The latest report from consultancy firm Deloitte says the number of financial services jobs offshored has risen 1800% over the past four years, with the average number of staff toiling in distant places rising from 150 to 2,700.
It also reinforces the nasty notion that it's not just IT programmers and call centre types who are being shifted to the likes of Mumbai. 'Knowledge processing' (aka research and analysis) jobs are the latest to migrate, according to Chris Gentle, associate partner in financial services at Deloitte: "One major international bank has recently put its head of research into India," he says ominously.
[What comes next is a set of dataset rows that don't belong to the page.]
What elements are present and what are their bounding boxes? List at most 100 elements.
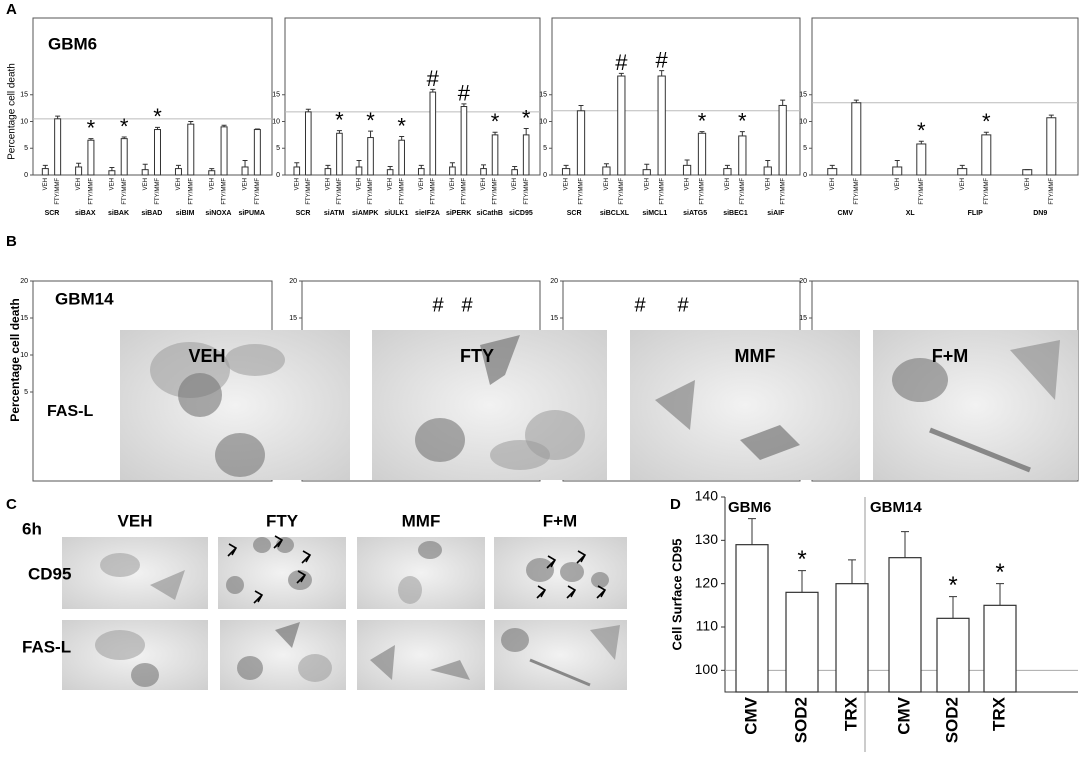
panel-label: B [6, 233, 17, 250]
arrowhead [596, 585, 607, 599]
error-bar [418, 164, 424, 169]
bar [697, 132, 707, 176]
arrowhead [536, 585, 547, 599]
bar-label: FTY/MMF [222, 178, 228, 205]
panel-label: C [6, 496, 17, 513]
y-tick-label: 10 [272, 118, 280, 125]
row-label: FAS-L [22, 637, 71, 656]
group-label: CMV [837, 210, 853, 217]
bar [936, 617, 970, 693]
bar-label: FTY/MMF [55, 178, 61, 205]
group-label: siPERK [446, 210, 471, 217]
bar [957, 168, 968, 176]
y-tick-label: 15 [289, 315, 297, 322]
error-bar [461, 103, 467, 107]
bar-label: VEH [43, 178, 49, 190]
bar-label: FTY/MMF [984, 178, 990, 205]
bar-label: FTY/MMF [619, 178, 625, 205]
bar [386, 169, 394, 176]
error-bar [748, 518, 756, 545]
bar [642, 169, 651, 176]
row-label: FAS-L [47, 403, 93, 420]
bar [336, 132, 343, 176]
bar-label: FTY/MMF [493, 178, 499, 205]
bar [208, 170, 216, 176]
error-bar [76, 162, 82, 167]
bar-label: VEH [512, 178, 518, 190]
bar-label: VEH [143, 178, 149, 190]
bar [367, 137, 374, 176]
error-bar [853, 99, 859, 103]
error-bar [336, 130, 342, 134]
y-tick-label: 10 [799, 118, 807, 125]
arrowhead [576, 550, 587, 564]
error-bar [949, 596, 957, 619]
bar [835, 583, 869, 693]
significance: # [432, 294, 444, 316]
bar [602, 166, 611, 176]
bar [1022, 169, 1033, 176]
bar [108, 170, 116, 176]
bar [429, 91, 437, 176]
y-tick-label: 0 [24, 172, 28, 179]
group-label: SCR [45, 210, 60, 217]
error-bar [121, 136, 127, 139]
y-tick-label: 0 [276, 172, 280, 179]
error-bar [154, 126, 160, 130]
bar [253, 129, 261, 176]
y-tick-label: 15 [799, 92, 807, 99]
error-bar [684, 159, 690, 166]
arrowhead [227, 543, 238, 557]
bar [511, 169, 518, 176]
error-bar [798, 570, 806, 593]
error-bar [142, 163, 148, 170]
bar [561, 168, 571, 176]
group-label: siBAK [108, 210, 129, 217]
y-tick-label: 5 [276, 145, 280, 152]
bar [981, 134, 992, 176]
bar-label: VEH [325, 178, 331, 190]
bar-label: VEH [209, 178, 215, 190]
error-bar [644, 163, 650, 170]
bar-label: VEH [419, 178, 425, 190]
error-bar [356, 160, 362, 167]
bar [617, 75, 626, 176]
y-tick-label: 140 [695, 488, 719, 504]
bar-label: VEH [481, 178, 487, 190]
group-label: GBM6 [728, 499, 771, 516]
bar-label: FTY/MMF [255, 178, 261, 205]
bar-label: VEH [564, 178, 570, 190]
bar [682, 164, 692, 176]
significance: * [995, 559, 1004, 586]
arrowhead [546, 555, 557, 569]
panel-label: D [670, 496, 681, 513]
group-label: siBCLXL [600, 210, 630, 217]
y-tick-label: 10 [20, 352, 28, 359]
error-bar [368, 130, 374, 138]
error-bar [918, 140, 924, 144]
bar-label: VEH [450, 178, 456, 190]
error-bar [512, 165, 518, 170]
y-tick-label: 5 [543, 145, 547, 152]
group-label: siPUMA [238, 210, 264, 217]
group-label: siMCL1 [642, 210, 667, 217]
y-tick-label: 5 [24, 145, 28, 152]
group-label: siCD95 [509, 210, 533, 217]
significance: * [87, 115, 96, 140]
column-label: F+M [932, 346, 969, 366]
y-tick-label: 0 [543, 172, 547, 179]
significance: # [677, 294, 689, 316]
column-label: MMF [402, 511, 441, 530]
significance: * [738, 108, 747, 133]
error-bar [901, 531, 909, 558]
bar-label: FTY/MMF [399, 178, 405, 205]
bar [87, 139, 95, 176]
group-label: SCR [296, 210, 311, 217]
arrowhead [273, 535, 284, 549]
row-label: CD95 [28, 564, 71, 583]
y-tick-label: 15 [799, 315, 807, 322]
bar [735, 544, 769, 693]
column-label: VEH [188, 346, 225, 366]
y-axis-label: Cell Surface CD95 [669, 539, 684, 651]
bar-label: VEH [109, 178, 115, 190]
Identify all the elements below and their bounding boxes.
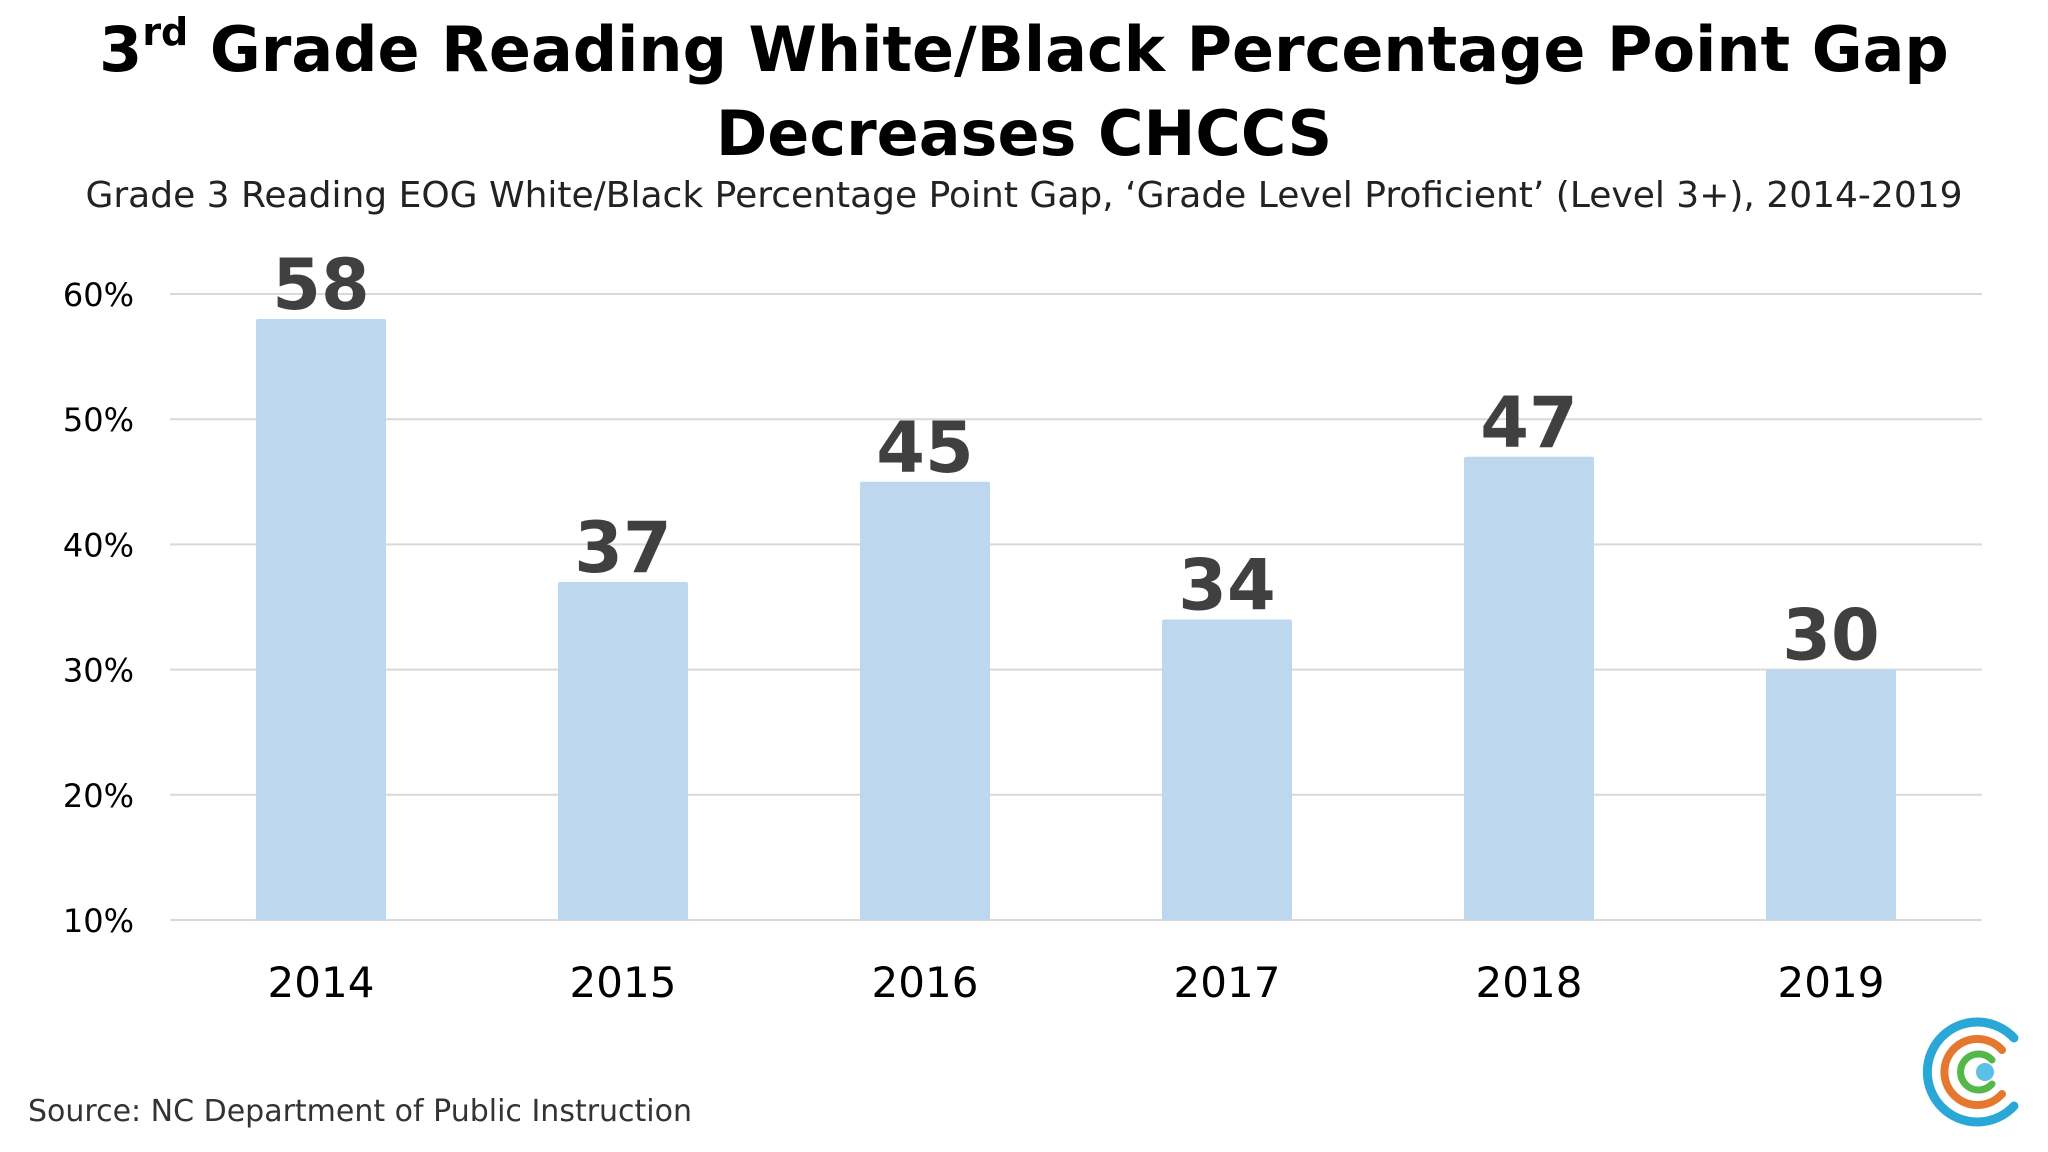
data-label: 45 — [876, 407, 973, 489]
data-label: 58 — [272, 244, 369, 326]
bar — [1162, 619, 1292, 920]
x-tick-label: 2018 — [1476, 958, 1583, 1007]
title-prefix: 3 — [99, 13, 143, 86]
y-tick-label: 40% — [63, 526, 134, 564]
x-tick-label: 2014 — [268, 958, 375, 1007]
y-tick-label: 30% — [63, 652, 134, 690]
y-tick-label: 10% — [63, 902, 134, 940]
data-label: 34 — [1178, 545, 1275, 627]
bar — [860, 481, 990, 920]
y-tick-label: 20% — [63, 777, 134, 815]
chart-subtitle: Grade 3 Reading EOG White/Black Percenta… — [85, 175, 1963, 216]
bar — [1766, 669, 1896, 920]
x-tick-label: 2017 — [1174, 958, 1281, 1007]
data-label: 47 — [1480, 382, 1577, 464]
x-tick-label: 2019 — [1778, 958, 1885, 1007]
y-tick-label: 60% — [63, 276, 134, 314]
x-tick-label: 2016 — [872, 958, 979, 1007]
y-tick-label: 50% — [63, 401, 134, 439]
bar — [256, 319, 386, 920]
concentric-c-logo-icon — [1922, 1017, 2019, 1127]
data-label: 37 — [574, 507, 671, 589]
bar — [558, 581, 688, 920]
source-note: Source: NC Department of Public Instruct… — [28, 1094, 693, 1129]
title-rest: Grade Reading White/Black Percentage Poi… — [188, 13, 1949, 170]
x-tick-label: 2015 — [570, 958, 677, 1007]
data-label: 30 — [1782, 595, 1879, 677]
bar — [1464, 456, 1594, 920]
chart-title: 3rd Grade Reading White/Black Percentage… — [0, 8, 2048, 176]
title-superscript: rd — [142, 10, 189, 54]
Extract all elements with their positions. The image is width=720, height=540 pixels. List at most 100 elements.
The tortuous task of assembling M&A pitch books is also on the offshoring agenda. Earlier this month, it emerged that Merrill Lynch had invested US$11m in India's Copal Partners, a provider of outsourced research and analytics (pitch book) services, following the lead of Deutsche Bank and Citigroup. Corporate finance analysts' delight at being delivered of the gruelling grunt work may yet turn to despair at being done of out of their jobs.
Predictably, most offshored jobs head to India, where labour is cheap, people are plentiful and derivatives processing is all the rage. However, Gentle says China is rising on the offshoring stakes, as are the Philippines (Deutsche) and Singapore.
Closer to home, jobs are also being shifted to Manchester, Dublin, Glasgow, Edinburgh, Budapest and Prague (it emerged today that UBS, for example, intends to create two new centres for admin and 'other' staff in India and Poland). Equity researchers may yet find themselves traversing the Danube rather than the Thames en route to the office.
UK








Eventually domestic demand will create bottlenecks in both China and India, after all intelligence and energy follows the same bell curve as in the west so have no fear if you are 2 sigma above the norm.